Perhaps one of the rarer cases of a director’s final films being his best, the 90s Tales of the Seasons encapsulate the spaciousness of Rohmer’s filmography. The resolutions earlier governed by traditional Catholicism give way to simple depictions of human folly and destiny.
The Tale of Summer (1996), the penultimate of the Four Seasons anthology, is one of my favourites precisely for this unassuming nature. It is the only of the four (and one of the only in his whole catalogue) to feature a male protagonist – the attractive, socially awkward and brooding student Gaspard. Walking along an empty beach on his rather depressing summer holiday in Brittany, Gaspard laments: “I feel everyone’s alive around me but me. I don’t exist. I am transparent, invisible.” Such Sartrean sentiments have as little substance as you might expect. Rohmer doesn’t wish for us to question our whole existence; this is an uncritical demonstration of the dogmatism and melodrama of youth. The conclusion of the film reflects this irony; Gaspard does not find his great love, but rather leaves town because he has found a good deal on music recording equipment.
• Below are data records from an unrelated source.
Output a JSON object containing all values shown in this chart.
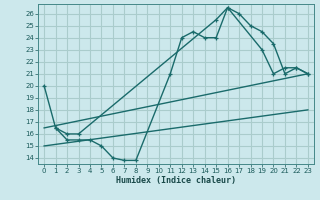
{
  "xlabel": "Humidex (Indice chaleur)",
  "background_color": "#cce8ec",
  "grid_color": "#aacccc",
  "line_color": "#1a6b6b",
  "xlim": [
    -0.5,
    23.5
  ],
  "ylim": [
    13.5,
    26.8
  ],
  "yticks": [
    14,
    15,
    16,
    17,
    18,
    19,
    20,
    21,
    22,
    23,
    24,
    25,
    26
  ],
  "xticks": [
    0,
    1,
    2,
    3,
    4,
    5,
    6,
    7,
    8,
    9,
    10,
    11,
    12,
    13,
    14,
    15,
    16,
    17,
    18,
    19,
    20,
    21,
    22,
    23
  ],
  "line1_x": [
    0,
    1,
    2,
    3,
    4,
    5,
    6,
    7,
    8,
    11,
    12,
    13,
    14,
    15,
    16,
    17,
    18,
    19,
    20,
    21,
    22,
    23
  ],
  "line1_y": [
    20.0,
    16.5,
    15.5,
    15.5,
    15.5,
    15.0,
    14.0,
    13.8,
    13.8,
    21.0,
    24.0,
    24.5,
    24.0,
    24.0,
    26.5,
    26.0,
    25.0,
    24.5,
    23.5,
    21.0,
    21.5,
    21.0
  ],
  "line2_x": [
    1,
    2,
    3,
    15,
    16,
    19,
    20,
    21,
    22,
    23
  ],
  "line2_y": [
    16.5,
    16.0,
    16.0,
    25.5,
    26.5,
    23.0,
    21.0,
    21.5,
    21.5,
    21.0
  ],
  "line3_x": [
    0,
    23
  ],
  "line3_y": [
    16.5,
    21.0
  ],
  "line4_x": [
    0,
    23
  ],
  "line4_y": [
    15.0,
    18.0
  ]
}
The final of the series, The Tale of Autumn, (one of Rohmer’s last films, made when he was 78) is another bittersweet and unassuming, truly ‘Rohmerian’farewell; characters in the autumn of their life who own a vineyard with similarly maturing grapes (however absurd that might sound as a comparison) find love through humorous coincidence.
Ending on an ambiguous and un-profound note is perhaps where Rohmer finds his simple romantic profundity. Philosophising gets us nowhere, why not just leave life up to destiny?